Literature and Politics
One of my hang-ups as a writer has been this issue of politics and its role in fiction. Often, I come to the defense of politics in fiction, arguing that not only is it important, but an imperative. But let me be clear. No writer wants to be caged, to be told to write a certain kind of fiction. While not all fiction is, or should be, political, I think it’s a fallacy to argue that one can ignore the force that politics has on any given writer. It presses upon and wants to enter. Therefore, to ignore politics in fiction for the sake of ignoring politics, I think, becomes a form of escapism.
I’m thinking of all this because I just read an essay (“Outside the Whale”) by Salman Rushdie published in 1984 in his collection entitled, Imaginary Homelands. The essay, despite its peculiar introduction, uses George Orwell’s piece (from which Rushdie derives his own title) to introduce this question of politics and its role in literature. In Orwell’s essay (published in 1940), Orwell cites the work of Henry Miller and praises its ability to be ‘nonpolitical…non-ethical…non-literary…non-contemporary.’ In being so, Orwell argues, Miller’s work “can speak with the people’s voice.” Orwell than moves to dismiss the “politically committed generation” of Auden, Spender, and MacNeice. He writes, “On the whole, the literary history of the thirties seems to justify the opinion that a writer does well to keep out of politics.” He uses Miller’s comparison of Anais Nin to Jonah in the whale’s belly, writing “Miller himself is inside the whale,…a willing Jonah…He feels no impulse to alter or control the process that he is undergoing. He has performed the essential Jonah act of allowing himself to be swallowed, remaining passive, accepting. It will be seen what this amounts to. It is a species of quietism.” Quietism, interestingly enough, becomes the crux of Orwell’s argument in Miller’s defense.
Rushdie argues that electing to ignore the world around him and retreating to the womb-like enclosure of the whale (the quietist worldview) is both impossible and a fallacy in our world. He asks us to remember the age in which Orwell lived, the age of Hitler and Stalin… “the overwhelming evils of exterminations and purges and fire-bombings, and all the appalling manifestations of politics-gone-wild.” And it is in response to this, Rushdie argues, that Orwell turned to escapism, to his notion of the ordinary man as victim and passive. It is odd, Rushdie goes on to argue, that the author of Animal Farm be “unwilling to concede that literature was best able to defend language, to do battle with the twisters, precisely by entering the political arena.” He writes, “The truth is that there is no whale.

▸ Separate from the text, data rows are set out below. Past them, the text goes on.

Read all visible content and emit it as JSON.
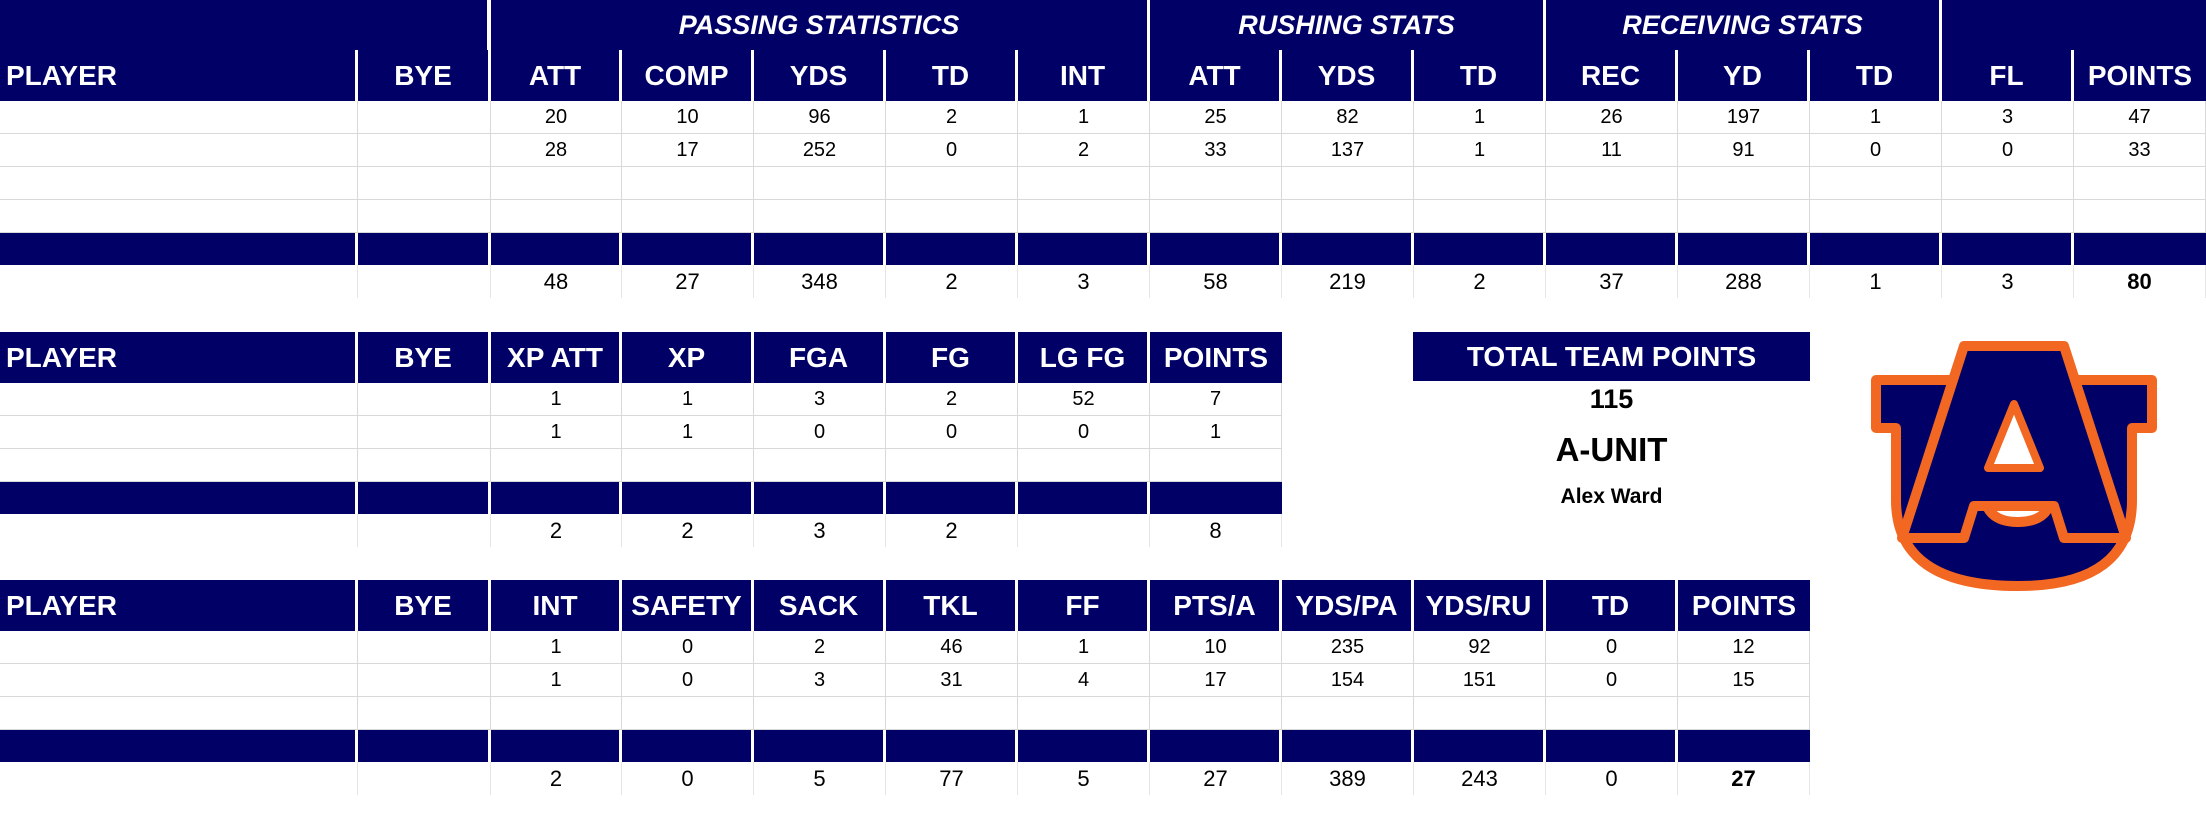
{
  "colors": {
    "header_bg": "#000066",
    "header_text": "#ffffff",
    "logo_orange": "#f26722",
    "logo_navy": "#000066"
  },
  "offense": {
    "group_headers": [
      "PASSING STATISTICS",
      "RUSHING STATS",
      "RECEIVING STATS"
    ],
    "columns": [
      "PLAYER",
      "BYE",
      "ATT",
      "COMP",
      "YDS",
      "TD",
      "INT",
      "ATT",
      "YDS",
      "TD",
      "REC",
      "YD",
      "TD",
      "FL",
      "POINTS"
    ],
    "rows": [
      [
        "",
        "",
        "20",
        "10",
        "96",
        "2",
        "1",
        "25",
        "82",
        "1",
        "26",
        "197",
        "1",
        "3",
        "47"
      ],
      [
        "",
        "",
        "28",
        "17",
        "252",
        "0",
        "2",
        "33",
        "137",
        "1",
        "11",
        "91",
        "0",
        "0",
        "33"
      ],
      [
        "",
        "",
        "",
        "",
        "",
        "",
        "",
        "",
        "",
        "",
        "",
        "",
        "",
        "",
        ""
      ],
      [
        "",
        "",
        "",
        "",
        "",
        "",
        "",
        "",
        "",
        "",
        "",
        "",
        "",
        "",
        ""
      ]
    ],
    "totals": [
      "",
      "",
      "48",
      "27",
      "348",
      "2",
      "3",
      "58",
      "219",
      "2",
      "37",
      "288",
      "1",
      "3",
      "80"
    ]
  },
  "kicking": {
    "columns": [
      "PLAYER",
      "BYE",
      "XP ATT",
      "XP",
      "FGA",
      "FG",
      "LG FG",
      "POINTS"
    ],
    "rows": [
      [
        "",
        "",
        "1",
        "1",
        "3",
        "2",
        "52",
        "7"
      ],
      [
        "",
        "",
        "1",
        "1",
        "0",
        "0",
        "0",
        "1"
      ],
      [
        "",
        "",
        "",
        "",
        "",
        "",
        "",
        ""
      ]
    ],
    "totals": [
      "",
      "",
      "2",
      "2",
      "3",
      "2",
      "",
      "8"
    ]
  },
  "defense": {
    "columns": [
      "PLAYER",
      "BYE",
      "INT",
      "SAFETY",
      "SACK",
      "TKL",
      "FF",
      "PTS/A",
      "YDS/PA",
      "YDS/RU",
      "TD",
      "POINTS"
    ],
    "rows": [
      [
        "",
        "",
        "1",
        "0",
        "2",
        "46",
        "1",
        "10",
        "235",
        "92",
        "0",
        "12"
      ],
      [
        "",
        "",
        "1",
        "0",
        "3",
        "31",
        "4",
        "17",
        "154",
        "151",
        "0",
        "15"
      ],
      [
        "",
        "",
        "",
        "",
        "",
        "",
        "",
        "",
        "",
        "",
        "",
        ""
      ]
    ],
    "totals": [
      "",
      "",
      "2",
      "0",
      "5",
      "77",
      "5",
      "27",
      "389",
      "243",
      "0",
      "27"
    ]
  },
  "team": {
    "total_label": "TOTAL TEAM POINTS",
    "total_points": "115",
    "team_name": "A-UNIT",
    "owner": "Alex Ward"
  },
  "logo": {
    "icon": "au-logo-icon"
  }
}
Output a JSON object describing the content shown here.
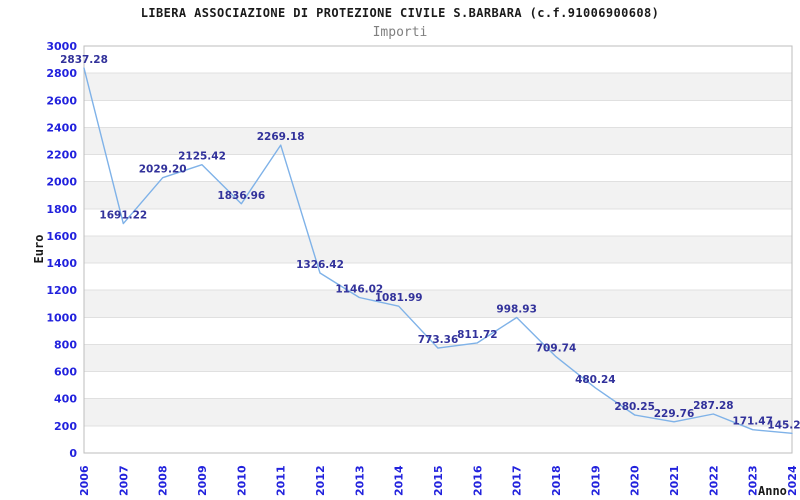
{
  "header": {
    "title": "LIBERA ASSOCIAZIONE DI PROTEZIONE CIVILE S.BARBARA (c.f.91006900608)",
    "subtitle": "Importi"
  },
  "chart_data": {
    "type": "line",
    "title": "Importi",
    "xlabel": "Anno",
    "ylabel": "Euro",
    "x": [
      2006,
      2007,
      2008,
      2009,
      2010,
      2011,
      2012,
      2013,
      2014,
      2015,
      2016,
      2017,
      2018,
      2019,
      2020,
      2021,
      2022,
      2023,
      2024
    ],
    "values": [
      2837.28,
      1691.22,
      2029.2,
      2125.42,
      1836.96,
      2269.18,
      1326.42,
      1146.02,
      1081.99,
      773.36,
      811.72,
      998.93,
      709.74,
      480.24,
      280.25,
      229.76,
      287.28,
      171.47,
      145.2
    ],
    "point_labels": [
      "2837.28",
      "1691.22",
      "2029.20",
      "2125.42",
      "1836.96",
      "2269.18",
      "1326.42",
      "1146.02",
      "1081.99",
      "773.36",
      "811.72",
      "998.93",
      "709.74",
      "480.24",
      "280.25",
      "229.76",
      "287.28",
      "171.47",
      "145.2"
    ],
    "ylim": [
      0,
      3000
    ],
    "ytick_step": 200,
    "legend": "none",
    "grid": "horizontal-alternating-bands",
    "colors": {
      "line": "#7fb2e8",
      "band": "#f2f2f2",
      "gridline": "#e0e0e0",
      "frame": "#bdbdbd",
      "axis_text": "#2222dd",
      "point_label": "#32329b",
      "title": "#1a1a1a",
      "subtitle": "#808080",
      "axis_title": "#1a1a1a"
    }
  }
}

We live in a world without hiding places; the missiles have made sure of that. However much we may wish to return to the womb, we cannot be unborn…So, in place of Jonah’s womb, I am recommending the ancient tradition of making as big a fuss, as noisy a complaint about the world as is humanly possible. Where Orwell wished quietism, let there be rowdyism; the place of the whale, the protesting wail.” Rushdie’s point that we cannot isolate ourselves from the politics of our world therefore justifies the need for political fiction, for the “continual quarrel, the dialectic of history.” His argument that we are “radioactive” with history and politics is an important point to make, and a valid one, I feel. It forces each of us to ask ourselves what responsibility we have in addressing the political, in grappling with history. In making a fuss. Granted Rushdie is arguably on of our most political writers working today, I still think he makes an important point about politics and literature. A point that I believe is echoed in Sycamore’s mission statement.


Reader Comments (4)
An interesting trivia question: which of your favorite novels has absolutely no political content? None of mine: Ulysses (Judaism and alienation, modernity at odds with the Western heritage), Another Country and Their Eyes Were Watching God (race and gender in American society) Jane Eyre and Anna Karenina (beautifully-written narratives that also happen to address repression and woman's quest for agency...).
And of course - a complete retreat from directly addressing politics is itself a political statement.